You must do itTwo-year-old rebellion: everyday rules
- Reduce expectations. If a 2-year-old is hanging around eating or taking a long time to leave the house, be patient. Use strict prohibitions when, for example, he plays with cables, reaches for a knife from the table, runs out onto the road. Always explain why you forbid something.
- Give your child a choice, for example: "Do you want to wear a blouse with a car or a dinosaur?", "Are you going to eat vanilla or strawberry cheese?". Making decisions will give your toddler a lot of satisfaction and the feeling that you take his opinion into account. It will also limit protests.
- Criticize the behavior, not the child. When he misbehaves, say that you don't like his behavior. Never say, "You're being rude, you're bad" because it undermines his self-confidence.
- Instead of forbid, say what is allowed. For example, when a child paints on the wall with a crayon, give him a piece of paper, saying: “We draw on a piece of paper. You can draw a frog or a doggy. What do you prefer? ”
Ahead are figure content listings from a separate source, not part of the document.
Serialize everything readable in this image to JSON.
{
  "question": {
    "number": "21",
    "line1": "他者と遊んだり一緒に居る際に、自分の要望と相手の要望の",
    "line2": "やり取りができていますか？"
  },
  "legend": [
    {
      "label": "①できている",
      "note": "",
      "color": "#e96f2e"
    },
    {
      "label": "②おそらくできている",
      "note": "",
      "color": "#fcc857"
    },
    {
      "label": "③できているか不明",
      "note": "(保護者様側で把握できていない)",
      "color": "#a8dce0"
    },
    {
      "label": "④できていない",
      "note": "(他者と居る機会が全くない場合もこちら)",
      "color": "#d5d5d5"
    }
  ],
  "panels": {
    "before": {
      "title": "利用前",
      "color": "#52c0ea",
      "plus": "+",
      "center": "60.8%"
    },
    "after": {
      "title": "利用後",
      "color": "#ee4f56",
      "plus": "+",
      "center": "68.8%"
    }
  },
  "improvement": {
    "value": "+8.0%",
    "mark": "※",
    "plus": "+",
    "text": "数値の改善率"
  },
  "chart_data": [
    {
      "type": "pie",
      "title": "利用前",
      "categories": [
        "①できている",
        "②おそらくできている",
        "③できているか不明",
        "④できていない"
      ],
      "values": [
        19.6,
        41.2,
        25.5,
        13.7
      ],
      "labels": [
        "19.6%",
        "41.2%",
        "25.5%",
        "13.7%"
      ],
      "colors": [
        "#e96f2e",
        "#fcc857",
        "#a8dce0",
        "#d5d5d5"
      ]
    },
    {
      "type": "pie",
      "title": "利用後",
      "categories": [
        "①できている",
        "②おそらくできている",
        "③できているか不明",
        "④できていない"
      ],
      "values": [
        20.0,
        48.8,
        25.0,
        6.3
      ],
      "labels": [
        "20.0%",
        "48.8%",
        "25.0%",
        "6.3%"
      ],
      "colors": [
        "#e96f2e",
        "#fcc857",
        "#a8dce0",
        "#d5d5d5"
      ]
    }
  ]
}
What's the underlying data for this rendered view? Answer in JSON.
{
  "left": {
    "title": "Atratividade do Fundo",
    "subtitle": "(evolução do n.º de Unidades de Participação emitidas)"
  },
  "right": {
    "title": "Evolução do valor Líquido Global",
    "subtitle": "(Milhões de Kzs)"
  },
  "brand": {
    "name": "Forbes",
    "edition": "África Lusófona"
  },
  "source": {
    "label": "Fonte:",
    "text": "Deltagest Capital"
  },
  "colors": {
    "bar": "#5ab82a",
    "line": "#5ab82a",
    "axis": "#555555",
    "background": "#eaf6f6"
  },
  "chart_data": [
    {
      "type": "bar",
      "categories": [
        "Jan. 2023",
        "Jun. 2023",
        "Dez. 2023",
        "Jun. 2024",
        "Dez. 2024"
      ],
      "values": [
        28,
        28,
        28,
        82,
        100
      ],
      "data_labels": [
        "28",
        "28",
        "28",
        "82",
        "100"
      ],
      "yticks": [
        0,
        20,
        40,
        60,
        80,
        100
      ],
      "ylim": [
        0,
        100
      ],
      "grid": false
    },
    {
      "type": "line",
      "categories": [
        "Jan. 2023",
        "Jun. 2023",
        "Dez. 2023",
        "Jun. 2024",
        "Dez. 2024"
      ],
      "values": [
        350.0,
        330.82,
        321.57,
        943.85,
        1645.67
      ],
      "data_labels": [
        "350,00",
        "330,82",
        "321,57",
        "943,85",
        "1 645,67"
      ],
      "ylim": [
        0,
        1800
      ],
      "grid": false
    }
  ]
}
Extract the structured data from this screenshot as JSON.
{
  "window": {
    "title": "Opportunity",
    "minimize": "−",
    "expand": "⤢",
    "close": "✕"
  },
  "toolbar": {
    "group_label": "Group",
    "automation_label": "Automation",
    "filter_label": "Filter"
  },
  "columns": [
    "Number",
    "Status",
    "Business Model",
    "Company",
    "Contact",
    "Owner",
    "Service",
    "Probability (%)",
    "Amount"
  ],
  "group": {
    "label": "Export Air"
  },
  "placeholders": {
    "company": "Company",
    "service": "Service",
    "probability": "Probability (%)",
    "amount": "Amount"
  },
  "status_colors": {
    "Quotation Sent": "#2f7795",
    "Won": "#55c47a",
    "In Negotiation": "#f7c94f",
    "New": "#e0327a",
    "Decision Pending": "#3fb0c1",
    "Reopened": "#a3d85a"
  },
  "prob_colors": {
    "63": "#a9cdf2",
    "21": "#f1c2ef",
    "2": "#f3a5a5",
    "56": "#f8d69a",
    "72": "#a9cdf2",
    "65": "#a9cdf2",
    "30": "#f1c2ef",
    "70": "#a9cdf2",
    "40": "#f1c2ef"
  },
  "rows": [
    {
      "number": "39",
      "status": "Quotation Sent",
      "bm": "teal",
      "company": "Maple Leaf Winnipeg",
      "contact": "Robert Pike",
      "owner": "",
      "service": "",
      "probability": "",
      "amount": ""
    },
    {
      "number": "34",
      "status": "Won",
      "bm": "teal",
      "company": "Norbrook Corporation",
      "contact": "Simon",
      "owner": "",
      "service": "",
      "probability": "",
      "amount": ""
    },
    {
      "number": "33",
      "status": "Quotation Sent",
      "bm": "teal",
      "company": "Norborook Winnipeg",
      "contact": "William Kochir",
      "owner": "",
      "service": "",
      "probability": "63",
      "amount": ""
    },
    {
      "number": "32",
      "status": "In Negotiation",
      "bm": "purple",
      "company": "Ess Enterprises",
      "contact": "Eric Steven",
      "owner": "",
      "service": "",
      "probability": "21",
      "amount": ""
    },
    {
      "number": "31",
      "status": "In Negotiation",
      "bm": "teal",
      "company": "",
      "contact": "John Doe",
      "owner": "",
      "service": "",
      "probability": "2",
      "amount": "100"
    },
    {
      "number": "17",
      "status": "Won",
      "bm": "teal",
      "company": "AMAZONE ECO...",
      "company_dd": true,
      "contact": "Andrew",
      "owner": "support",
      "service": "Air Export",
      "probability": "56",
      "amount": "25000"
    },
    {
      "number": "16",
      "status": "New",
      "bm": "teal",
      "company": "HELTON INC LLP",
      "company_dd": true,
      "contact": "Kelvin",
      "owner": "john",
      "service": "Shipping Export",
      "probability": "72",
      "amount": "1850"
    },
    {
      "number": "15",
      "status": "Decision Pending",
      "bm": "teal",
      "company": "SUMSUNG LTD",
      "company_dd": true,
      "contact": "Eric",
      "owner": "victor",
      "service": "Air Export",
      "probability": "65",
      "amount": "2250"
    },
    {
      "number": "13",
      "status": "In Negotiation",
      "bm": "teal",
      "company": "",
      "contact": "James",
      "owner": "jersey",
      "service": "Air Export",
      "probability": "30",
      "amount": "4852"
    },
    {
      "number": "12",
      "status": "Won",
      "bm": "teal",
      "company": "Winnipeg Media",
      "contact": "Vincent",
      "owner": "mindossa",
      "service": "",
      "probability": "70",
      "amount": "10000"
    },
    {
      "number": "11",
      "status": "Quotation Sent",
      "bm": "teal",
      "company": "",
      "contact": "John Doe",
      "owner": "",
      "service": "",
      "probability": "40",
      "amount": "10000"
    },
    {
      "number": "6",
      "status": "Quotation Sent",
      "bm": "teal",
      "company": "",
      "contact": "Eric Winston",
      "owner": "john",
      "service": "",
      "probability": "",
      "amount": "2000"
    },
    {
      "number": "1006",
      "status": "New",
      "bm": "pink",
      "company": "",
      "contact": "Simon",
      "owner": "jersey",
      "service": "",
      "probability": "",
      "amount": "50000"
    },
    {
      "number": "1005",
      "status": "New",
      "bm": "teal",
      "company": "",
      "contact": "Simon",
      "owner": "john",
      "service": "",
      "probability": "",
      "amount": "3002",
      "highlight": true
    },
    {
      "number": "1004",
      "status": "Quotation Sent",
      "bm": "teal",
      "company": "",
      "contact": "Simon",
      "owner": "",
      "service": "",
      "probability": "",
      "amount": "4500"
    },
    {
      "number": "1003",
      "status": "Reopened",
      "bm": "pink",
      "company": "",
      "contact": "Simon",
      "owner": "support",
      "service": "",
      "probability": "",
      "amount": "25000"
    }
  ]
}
- Prevent a row. Remove dangerous items such as medicines from the child's sight and hands. When you go for a walk, make sure that you are refreshed and full, because fatigue and hunger increase tantrums. Pre-advise about the end of the game - instead of: "We are finishing watching a fairy tale, time for a bath", say: "You can watch TV for a few more minutes and then we go to take a bath."
- Be consistent. If you do not agree to something, do not withdraw the bans, even when the child's hysteria is at its peak. If you give in to him at least once, he will find out that screaming or crying can force you to something, and he will start checking it in different situations.